As things stand in cloudfoundry.com, if you have an application that you would like to register as a Client application, you should contact the Product Management team via the support site. If you want to provide a Resource Server that accepts OAuth2 tokens granted by the UAA, you should also register the server as a Client application. We are working on providing some user-facing features allowing you to use some of the UAA services including client registration, and those will be announced on the cloudfoundry.com blog site when they are available.

Other UAA Resources

There are some more services provided by the UAA in addition to those described already. Here is a brief list of all the UAA endpoints (with valid scopes if it is an OAuth2 resource):

  • OAuth2 Authorization Server: oauth/authorize and /oauth/token endpoints.
  • User info endpoint (for SSO): /userinfo, scope openid.
  • Token decoding endpoint: /check_token
  • Login info endpoint (open to anyone): /login
  • SCIM user account management: /Users endpoint, scopes [scim.read, scim.write].
  • Password changes: /Users/{id}/password endpoint, scope password.write
  • Token management, e.g. cancelling an approval: /oauth/users/{id}/tokens and /oauth/clients/{id}/tokens, scopes [tokens.read, tokens.write]
  • Client registration: /oauth/clients, scopes [clients.read, clients.write, clients.secret]
  • Password strength meter: /password
  • Management endpoints, used by the Cloud Foundry platform internally: /health and /varz

More detail is available on these and the other services provided by the UAA in the API documentation.

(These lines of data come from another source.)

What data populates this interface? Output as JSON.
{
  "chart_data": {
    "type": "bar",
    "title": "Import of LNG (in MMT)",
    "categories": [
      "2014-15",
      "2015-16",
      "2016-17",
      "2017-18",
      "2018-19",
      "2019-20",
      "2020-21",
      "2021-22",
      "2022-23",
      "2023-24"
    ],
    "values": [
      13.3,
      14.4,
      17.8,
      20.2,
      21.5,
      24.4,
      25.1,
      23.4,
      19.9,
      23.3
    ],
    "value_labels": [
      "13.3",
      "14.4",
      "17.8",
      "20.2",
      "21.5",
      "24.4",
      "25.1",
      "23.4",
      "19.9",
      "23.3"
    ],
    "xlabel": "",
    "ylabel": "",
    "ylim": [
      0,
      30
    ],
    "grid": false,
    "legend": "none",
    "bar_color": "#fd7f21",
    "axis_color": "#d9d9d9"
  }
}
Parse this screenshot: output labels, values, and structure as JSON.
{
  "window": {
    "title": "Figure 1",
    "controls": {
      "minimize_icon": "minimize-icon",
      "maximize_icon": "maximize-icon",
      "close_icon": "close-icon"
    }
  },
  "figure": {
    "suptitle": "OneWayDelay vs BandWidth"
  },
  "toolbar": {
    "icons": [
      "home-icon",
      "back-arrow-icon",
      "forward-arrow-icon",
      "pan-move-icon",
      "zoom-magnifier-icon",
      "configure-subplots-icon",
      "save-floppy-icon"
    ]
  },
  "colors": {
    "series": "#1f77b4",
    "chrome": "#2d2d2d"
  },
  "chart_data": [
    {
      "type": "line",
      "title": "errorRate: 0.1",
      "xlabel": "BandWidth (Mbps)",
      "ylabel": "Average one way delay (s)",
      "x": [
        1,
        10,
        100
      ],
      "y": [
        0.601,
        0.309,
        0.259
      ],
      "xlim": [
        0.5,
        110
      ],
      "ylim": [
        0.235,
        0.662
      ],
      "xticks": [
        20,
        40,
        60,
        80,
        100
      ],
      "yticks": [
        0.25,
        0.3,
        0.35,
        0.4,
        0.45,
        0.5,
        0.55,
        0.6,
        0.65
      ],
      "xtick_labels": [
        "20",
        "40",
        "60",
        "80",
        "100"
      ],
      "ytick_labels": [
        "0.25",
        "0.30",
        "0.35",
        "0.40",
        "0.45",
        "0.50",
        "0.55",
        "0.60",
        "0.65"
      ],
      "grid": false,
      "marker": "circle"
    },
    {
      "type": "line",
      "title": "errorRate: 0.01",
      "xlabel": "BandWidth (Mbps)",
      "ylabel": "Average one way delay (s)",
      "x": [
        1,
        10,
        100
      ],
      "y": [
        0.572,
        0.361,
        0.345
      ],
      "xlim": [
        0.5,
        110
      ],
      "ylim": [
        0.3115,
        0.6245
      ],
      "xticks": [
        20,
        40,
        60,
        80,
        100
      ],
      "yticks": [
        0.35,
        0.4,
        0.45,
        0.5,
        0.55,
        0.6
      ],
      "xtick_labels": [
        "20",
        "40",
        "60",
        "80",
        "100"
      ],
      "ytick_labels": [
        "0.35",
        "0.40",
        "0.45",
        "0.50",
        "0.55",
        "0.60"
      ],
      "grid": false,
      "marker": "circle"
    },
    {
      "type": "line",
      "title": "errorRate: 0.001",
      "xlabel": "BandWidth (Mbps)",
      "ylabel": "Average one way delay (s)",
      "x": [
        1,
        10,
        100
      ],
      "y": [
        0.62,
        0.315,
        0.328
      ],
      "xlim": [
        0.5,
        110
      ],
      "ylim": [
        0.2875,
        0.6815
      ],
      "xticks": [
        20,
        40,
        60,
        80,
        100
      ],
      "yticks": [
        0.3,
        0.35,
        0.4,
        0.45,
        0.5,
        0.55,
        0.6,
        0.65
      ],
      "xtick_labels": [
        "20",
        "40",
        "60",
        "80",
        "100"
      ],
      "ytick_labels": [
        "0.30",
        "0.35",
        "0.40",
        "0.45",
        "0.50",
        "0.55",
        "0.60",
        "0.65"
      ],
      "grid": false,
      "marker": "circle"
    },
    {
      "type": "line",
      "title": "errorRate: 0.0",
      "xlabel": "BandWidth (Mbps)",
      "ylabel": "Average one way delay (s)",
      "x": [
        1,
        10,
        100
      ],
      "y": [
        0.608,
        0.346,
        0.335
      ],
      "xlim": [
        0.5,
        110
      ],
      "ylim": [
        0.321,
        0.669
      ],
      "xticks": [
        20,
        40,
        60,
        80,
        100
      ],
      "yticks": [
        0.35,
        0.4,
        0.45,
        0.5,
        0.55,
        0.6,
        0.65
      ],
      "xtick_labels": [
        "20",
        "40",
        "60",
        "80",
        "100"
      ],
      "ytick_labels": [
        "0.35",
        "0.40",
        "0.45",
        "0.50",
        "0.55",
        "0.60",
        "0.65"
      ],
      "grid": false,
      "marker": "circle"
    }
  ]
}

Note: the description of UAA scope values and the precise details of the client registrations are features of the (in progress) 1.1.0 release. You can find the code for this release on the “scopes” branch in GitHub (or on master once 1.1.0 is released). At the time of writing, the devuaa.cloudfoundry.com server is up to date with these features, but uaa.cloudfoundry.com is not.